De son plus gros succès avec Les Princes de la ville aux côtés du 113 aux influences bossa nova en passant par ses premiers pas progressifs vers la musique électronique : DJ Mehdi était un producteur pétri de talent, un pionnier dans le rap français ayant exploré tous les spectres musicaux desquels se sont inspirés les rappeurs par la suite. C’est ce qui lui a permis de perdurer dans le temps et de rester une icône qui touche plusieurs générations. Retour sur certains (parmi tant d’autres) de ses plus gros titres.
Ideal J – “Comme personne ne l’a…”
Quatrième titre de l’album O’riginal MC’s sur une mission, premier album d’Ideal J sorti en 1996 et entièrement produit par DJ Mehdi, “Comme personne ne l’a” reste l’un des titres phares de la carrière de DJ Mehdi. Il est issu d’un sample de “Can It All Be So Simple (remix)” de Raekwon et Ghostface Killah de 1995.

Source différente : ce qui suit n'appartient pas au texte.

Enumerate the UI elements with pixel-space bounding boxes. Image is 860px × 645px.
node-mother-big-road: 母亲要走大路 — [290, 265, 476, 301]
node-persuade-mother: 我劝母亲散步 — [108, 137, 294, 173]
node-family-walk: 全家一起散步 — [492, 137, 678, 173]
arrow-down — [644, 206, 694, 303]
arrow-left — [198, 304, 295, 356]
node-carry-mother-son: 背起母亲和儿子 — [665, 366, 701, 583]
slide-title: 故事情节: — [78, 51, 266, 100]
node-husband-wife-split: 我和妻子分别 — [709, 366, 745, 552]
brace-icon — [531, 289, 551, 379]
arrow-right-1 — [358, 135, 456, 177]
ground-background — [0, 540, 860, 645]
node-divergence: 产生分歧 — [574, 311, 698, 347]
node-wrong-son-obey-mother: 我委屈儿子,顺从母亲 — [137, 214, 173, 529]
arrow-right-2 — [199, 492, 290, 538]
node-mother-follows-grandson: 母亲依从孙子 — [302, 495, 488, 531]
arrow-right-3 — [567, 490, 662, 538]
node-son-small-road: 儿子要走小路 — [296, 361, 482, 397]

Le titre est rythmé par les sirènes de police, les scratchs, les cloches et les notes aigües qui viennent pimenter une prod sur laquelle Kery James prend soin de travailler des placements chirurgicaux. Un titre qui, 25 ans plus tard, n’a pas pris la moindre ride.
Rocé – “On s’habitue”
À coup sûr un des morceaux ancrés dans le Panthéon du rap français. Un couplet unique de près de quatre minutes, rythmé par un DJ Mehdi à la baguette d’une prod évolutive tout au long du morceau. D’abord avec juste un beat durant 1 m 30, qui incorpore progressivement les différents éléments de l’instru, avec des violons qui donnent un relief incroyable au titre et rythment la performance de Rocé.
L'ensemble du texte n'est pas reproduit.